Alors que le secteur de l’aviation s’interrogeait sur la solidité de ses réserves de carburant à l’approche de la haute saison touristique, le gouvernement a tenu à dissiper les incertitudes entourant l’alimentation en kérosène dans les aéroports français. Ce mercredi, les autorités ont affirmé avec assurance qu’il n’existe, à ce jour, «aucune crainte» de pénurie pour les mois de mai et juin. Un message destiné à apaiser tant les compagnies aériennes que les passagers alors que la reprise du trafic aérien accentue la demande de carburant.

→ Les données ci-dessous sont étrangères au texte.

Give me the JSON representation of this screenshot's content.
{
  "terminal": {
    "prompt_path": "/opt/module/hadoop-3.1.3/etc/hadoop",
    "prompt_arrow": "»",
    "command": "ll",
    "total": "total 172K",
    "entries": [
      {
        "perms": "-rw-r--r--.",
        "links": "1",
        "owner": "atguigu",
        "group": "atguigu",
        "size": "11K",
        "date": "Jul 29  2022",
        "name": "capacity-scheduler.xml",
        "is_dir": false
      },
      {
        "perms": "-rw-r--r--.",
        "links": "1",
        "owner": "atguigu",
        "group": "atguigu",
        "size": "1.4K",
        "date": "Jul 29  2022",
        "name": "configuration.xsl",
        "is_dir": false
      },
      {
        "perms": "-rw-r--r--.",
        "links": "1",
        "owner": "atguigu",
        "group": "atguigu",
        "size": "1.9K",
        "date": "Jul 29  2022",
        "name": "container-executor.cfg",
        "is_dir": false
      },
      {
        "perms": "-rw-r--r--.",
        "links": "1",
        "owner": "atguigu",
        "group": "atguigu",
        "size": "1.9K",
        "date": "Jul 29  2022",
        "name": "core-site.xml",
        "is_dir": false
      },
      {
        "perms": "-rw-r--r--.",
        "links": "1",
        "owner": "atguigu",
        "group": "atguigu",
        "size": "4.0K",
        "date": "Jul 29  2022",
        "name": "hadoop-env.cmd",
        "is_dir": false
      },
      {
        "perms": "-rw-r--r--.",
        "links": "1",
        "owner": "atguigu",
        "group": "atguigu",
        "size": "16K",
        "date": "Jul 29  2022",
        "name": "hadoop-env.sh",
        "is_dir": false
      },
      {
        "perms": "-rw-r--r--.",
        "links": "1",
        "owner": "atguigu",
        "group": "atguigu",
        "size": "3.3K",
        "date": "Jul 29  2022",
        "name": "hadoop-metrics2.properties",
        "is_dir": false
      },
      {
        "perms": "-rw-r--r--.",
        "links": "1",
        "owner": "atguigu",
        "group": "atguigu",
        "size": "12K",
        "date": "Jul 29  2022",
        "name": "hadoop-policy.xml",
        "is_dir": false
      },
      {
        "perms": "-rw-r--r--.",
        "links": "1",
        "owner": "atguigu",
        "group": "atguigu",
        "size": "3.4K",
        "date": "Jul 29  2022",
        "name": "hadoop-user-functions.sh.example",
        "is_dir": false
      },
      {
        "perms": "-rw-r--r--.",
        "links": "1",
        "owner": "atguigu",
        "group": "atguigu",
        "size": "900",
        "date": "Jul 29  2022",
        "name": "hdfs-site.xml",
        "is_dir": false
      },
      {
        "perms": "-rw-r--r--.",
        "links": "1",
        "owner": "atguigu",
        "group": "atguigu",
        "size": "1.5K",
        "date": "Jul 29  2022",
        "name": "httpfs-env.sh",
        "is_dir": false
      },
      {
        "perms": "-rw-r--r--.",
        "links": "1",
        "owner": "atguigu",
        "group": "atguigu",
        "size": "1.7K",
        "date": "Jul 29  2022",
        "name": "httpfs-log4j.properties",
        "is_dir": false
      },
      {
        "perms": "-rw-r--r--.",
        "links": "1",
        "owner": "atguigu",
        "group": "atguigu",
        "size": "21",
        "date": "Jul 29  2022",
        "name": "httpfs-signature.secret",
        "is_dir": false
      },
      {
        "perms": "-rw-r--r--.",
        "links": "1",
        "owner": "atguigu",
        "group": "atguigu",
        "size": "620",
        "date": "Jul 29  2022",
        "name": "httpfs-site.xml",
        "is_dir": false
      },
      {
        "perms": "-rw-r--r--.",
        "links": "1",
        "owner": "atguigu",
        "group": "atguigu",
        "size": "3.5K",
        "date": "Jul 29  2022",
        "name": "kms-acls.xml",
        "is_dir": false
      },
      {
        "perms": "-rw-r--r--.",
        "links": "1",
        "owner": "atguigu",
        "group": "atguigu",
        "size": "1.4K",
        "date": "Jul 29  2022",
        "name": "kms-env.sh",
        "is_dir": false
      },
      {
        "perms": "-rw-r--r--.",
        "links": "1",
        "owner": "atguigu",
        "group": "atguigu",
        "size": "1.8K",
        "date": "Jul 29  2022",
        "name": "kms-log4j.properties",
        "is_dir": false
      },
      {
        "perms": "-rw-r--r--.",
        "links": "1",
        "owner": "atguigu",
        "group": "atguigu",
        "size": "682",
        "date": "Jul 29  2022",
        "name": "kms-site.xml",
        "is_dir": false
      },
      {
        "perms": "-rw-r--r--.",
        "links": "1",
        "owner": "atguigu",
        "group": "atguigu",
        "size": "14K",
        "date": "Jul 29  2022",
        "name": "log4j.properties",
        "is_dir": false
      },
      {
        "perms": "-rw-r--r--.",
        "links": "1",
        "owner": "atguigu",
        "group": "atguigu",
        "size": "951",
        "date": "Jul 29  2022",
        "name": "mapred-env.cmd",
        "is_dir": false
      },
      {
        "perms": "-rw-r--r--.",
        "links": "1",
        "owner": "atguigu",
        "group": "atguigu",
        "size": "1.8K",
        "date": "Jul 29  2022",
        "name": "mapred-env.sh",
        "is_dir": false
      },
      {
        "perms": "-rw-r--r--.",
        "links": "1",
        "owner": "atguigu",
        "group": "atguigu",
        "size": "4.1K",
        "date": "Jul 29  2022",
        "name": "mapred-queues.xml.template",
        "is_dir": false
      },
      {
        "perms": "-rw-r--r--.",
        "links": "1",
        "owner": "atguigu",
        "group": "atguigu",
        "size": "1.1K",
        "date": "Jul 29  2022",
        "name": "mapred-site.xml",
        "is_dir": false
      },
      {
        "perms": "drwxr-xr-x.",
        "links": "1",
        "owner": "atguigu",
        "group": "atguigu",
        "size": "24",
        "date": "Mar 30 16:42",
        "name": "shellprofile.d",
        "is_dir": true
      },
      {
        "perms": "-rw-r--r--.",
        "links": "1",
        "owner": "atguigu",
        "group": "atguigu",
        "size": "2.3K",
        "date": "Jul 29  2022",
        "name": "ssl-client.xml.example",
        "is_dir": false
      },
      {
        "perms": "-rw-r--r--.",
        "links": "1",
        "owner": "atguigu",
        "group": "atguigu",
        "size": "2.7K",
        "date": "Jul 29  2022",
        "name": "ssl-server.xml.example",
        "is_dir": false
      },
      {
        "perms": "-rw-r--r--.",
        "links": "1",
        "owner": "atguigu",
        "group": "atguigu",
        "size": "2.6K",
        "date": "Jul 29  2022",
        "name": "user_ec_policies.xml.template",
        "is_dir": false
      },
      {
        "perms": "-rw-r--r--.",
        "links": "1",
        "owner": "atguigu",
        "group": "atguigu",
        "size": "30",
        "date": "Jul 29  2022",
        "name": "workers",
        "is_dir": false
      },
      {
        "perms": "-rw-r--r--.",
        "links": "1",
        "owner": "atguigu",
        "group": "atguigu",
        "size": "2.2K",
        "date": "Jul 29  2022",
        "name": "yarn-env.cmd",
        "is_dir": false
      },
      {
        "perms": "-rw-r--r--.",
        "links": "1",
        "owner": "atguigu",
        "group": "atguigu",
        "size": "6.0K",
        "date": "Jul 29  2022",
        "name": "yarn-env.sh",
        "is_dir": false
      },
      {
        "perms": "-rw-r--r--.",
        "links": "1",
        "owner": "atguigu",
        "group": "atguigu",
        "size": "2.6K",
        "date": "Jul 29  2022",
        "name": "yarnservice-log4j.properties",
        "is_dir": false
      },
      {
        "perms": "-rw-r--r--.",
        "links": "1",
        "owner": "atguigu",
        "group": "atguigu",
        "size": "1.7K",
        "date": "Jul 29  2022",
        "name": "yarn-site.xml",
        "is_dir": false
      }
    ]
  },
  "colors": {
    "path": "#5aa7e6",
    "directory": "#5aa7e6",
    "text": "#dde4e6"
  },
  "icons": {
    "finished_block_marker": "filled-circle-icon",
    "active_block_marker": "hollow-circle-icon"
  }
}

L’annonce intervient dans un contexte marqué par la volatilité des marchés pétroliers et les tensions d’approvisionnement consécutives à des perturbations géopolitiques et industrielles. Plusieurs acteurs du secteur avaient en effet exprimé des inquiétudes quant à la capacité de la France à garantir l’approvisionnement continu des principaux hubs, notamment à Paris-Charles-de-Gaulle, Orly, et les grands aéroports régionaux. Interrogé sur la solidité de la chaîne logistique, le ministère de la Transition énergétique se veut néanmoins rassurant. «À ce stade, les stocks sont suffisants pour couvrir la période de mai et juin. Les prévisions de livraison sont alignées sur les besoins des opérateurs», a expliqué un porte-parole du ministère.
Au-delà de cette échéance immédiate, le gouvernement estime également que «le risque de pénurie pour la suite de la saison est sans doute peu probable», se fondant sur les données actuellement disponibles et la capacité d’ajuster les importations en cas d’imprévu. Les autorités rappellent que le secteur est rompu à l’anticipation de ses besoins, s’appuyant sur un suivi hebdomadaire des stocks et une collaboration étroite entre compagnies pétrolières, gestionnaires d’aéroports et administration. «Le dispositif de surveillance et de coordination reste pleinement mobilisé pour éviter toute rupture», précise-t-on du côté du ministère.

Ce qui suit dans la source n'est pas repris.